Darling – Jean Teulé [1998]

Darling.gif"Darling" raconte sa vie, depuis le début, quand, encore dans le ventre de sa mère, celle-ci déclare « Je n'aime pas l'enfant que je porte » ; depuis sont enfance de gamine boulotte coincée dans son short et dans la ferme de ses parents, rustres bouseux crado-teigneux jamais à court de férocité, sournoise s'agissant de la mère, brutale venant du père.

Sans cesse humiliée et battue, elle rêve d'évasion (ne surtout pas devenir une "paysante") en regardant passer les camions sous sa fenêtre, et fait l'acquisition d'une CB pour entrer en communication avec le prince charmant qui la sortira de cet enfer. Et, lorsque au volant de son semi-remorque, "Romeo" lui dit de monter, elle croit grimper au septième ciel ! Mais la litanie des maux qui vont la frapper dès lors pourrait faire passer son enfance pour un paradis perdu.

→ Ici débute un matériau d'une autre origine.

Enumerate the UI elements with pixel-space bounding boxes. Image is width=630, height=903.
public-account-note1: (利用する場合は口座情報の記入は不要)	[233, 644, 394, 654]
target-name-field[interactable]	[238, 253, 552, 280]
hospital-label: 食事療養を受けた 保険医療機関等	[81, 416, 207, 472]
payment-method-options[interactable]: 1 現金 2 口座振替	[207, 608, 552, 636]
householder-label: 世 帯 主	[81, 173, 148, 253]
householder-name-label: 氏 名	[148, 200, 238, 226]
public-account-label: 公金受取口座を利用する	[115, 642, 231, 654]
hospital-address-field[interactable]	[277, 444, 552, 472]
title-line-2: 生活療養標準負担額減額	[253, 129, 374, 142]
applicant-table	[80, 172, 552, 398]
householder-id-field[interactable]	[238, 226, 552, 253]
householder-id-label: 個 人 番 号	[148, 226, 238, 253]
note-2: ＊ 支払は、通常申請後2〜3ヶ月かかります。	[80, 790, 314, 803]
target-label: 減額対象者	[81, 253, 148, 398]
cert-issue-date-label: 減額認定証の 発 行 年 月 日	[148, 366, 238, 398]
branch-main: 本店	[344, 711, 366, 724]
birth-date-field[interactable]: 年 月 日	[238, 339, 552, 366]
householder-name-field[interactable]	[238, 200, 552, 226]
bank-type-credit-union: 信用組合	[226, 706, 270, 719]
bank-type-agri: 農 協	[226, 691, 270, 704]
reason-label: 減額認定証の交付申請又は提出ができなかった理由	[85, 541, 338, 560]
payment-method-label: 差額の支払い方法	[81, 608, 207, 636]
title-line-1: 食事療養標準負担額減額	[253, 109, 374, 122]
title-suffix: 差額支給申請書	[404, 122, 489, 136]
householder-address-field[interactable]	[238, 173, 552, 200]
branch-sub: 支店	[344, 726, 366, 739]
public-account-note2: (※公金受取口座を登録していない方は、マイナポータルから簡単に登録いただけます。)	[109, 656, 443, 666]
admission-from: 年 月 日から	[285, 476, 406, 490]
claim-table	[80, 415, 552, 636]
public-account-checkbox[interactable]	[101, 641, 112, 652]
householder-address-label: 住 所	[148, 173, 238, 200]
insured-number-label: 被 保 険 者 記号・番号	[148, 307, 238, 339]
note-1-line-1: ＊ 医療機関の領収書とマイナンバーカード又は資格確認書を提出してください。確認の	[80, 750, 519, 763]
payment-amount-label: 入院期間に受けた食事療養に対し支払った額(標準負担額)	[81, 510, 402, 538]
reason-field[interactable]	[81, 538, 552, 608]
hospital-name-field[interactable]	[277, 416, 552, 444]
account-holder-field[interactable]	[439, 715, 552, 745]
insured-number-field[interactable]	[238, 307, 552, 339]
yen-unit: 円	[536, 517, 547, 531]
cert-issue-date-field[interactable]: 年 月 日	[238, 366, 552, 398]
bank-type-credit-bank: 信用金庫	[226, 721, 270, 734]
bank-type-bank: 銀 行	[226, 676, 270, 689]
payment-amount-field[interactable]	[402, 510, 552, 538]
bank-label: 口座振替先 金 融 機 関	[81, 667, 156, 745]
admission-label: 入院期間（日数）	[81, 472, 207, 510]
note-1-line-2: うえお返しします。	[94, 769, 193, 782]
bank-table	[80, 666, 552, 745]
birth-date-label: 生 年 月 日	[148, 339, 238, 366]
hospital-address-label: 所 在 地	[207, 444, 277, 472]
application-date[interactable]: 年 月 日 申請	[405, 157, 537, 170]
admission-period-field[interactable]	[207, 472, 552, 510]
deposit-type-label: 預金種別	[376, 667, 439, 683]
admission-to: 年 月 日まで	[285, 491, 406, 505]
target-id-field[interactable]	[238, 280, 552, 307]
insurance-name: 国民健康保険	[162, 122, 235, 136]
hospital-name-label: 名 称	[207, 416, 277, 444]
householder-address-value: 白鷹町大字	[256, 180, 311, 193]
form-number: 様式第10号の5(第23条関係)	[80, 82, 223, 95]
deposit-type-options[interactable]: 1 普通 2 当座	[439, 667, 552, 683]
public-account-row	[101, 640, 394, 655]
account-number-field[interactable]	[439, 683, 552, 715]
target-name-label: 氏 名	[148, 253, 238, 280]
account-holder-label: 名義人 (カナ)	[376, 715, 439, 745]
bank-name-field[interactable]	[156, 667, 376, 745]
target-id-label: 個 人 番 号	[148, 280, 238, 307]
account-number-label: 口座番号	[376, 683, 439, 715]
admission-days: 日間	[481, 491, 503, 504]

Parce que le mari, évidemment beau comme un camion, se révèle violemment tordu : il ne se contente pas de boire et de dilapider l'argent du foyer, il joue sa femme aux cartes et la livre en pâture à ses amis, il la trompe à répétition, installe sa dernière maîtresse à demeure et tous deux la passe à tabac sous les yeux de ses enfants...

Et à la galerie de monstres affreux, sales, bêtes et méchants à laquelle elle est confronté, Darling oppose sa naïveté, son effronterie, son instinct de survie, son courage, sa détermination, cette rage qui lui permet de tenir, encore et toujours, "verticale".

Telle est donc l'histoire, si effroyable et sordide qu'elle en paraît parfois caricaturale (mais pourtant véridique), de Darling. Une histoire qu'elle a confiée à Jean Teulé qui l'a retranscrite dans ce « roman ». « Roman », pas biographie, comme pour mieux maintenir à distance l'horreur. Car Jean Teulé a l'incroyable capacité d'explorer la misère sans jamais la contempler. Dans son récit, pas de victimisation artificielle pour soulager les consciences. Pas de compassion. Pas de jugement. Juste les faits. Bruts. Et si l'endurance de Darling sidère et force l'admiration, son histoire, crue et froidement empirique, est difficilement soutenable. Un étrange récit, dont on ne sort pas indemne.

« De toute façon, moi, il n'y a pas un pouce de ma chair ou de mon âme qui ne porte pas la marque d'une mutilation, qui ne soit la mémoire d'une plaie, alors... »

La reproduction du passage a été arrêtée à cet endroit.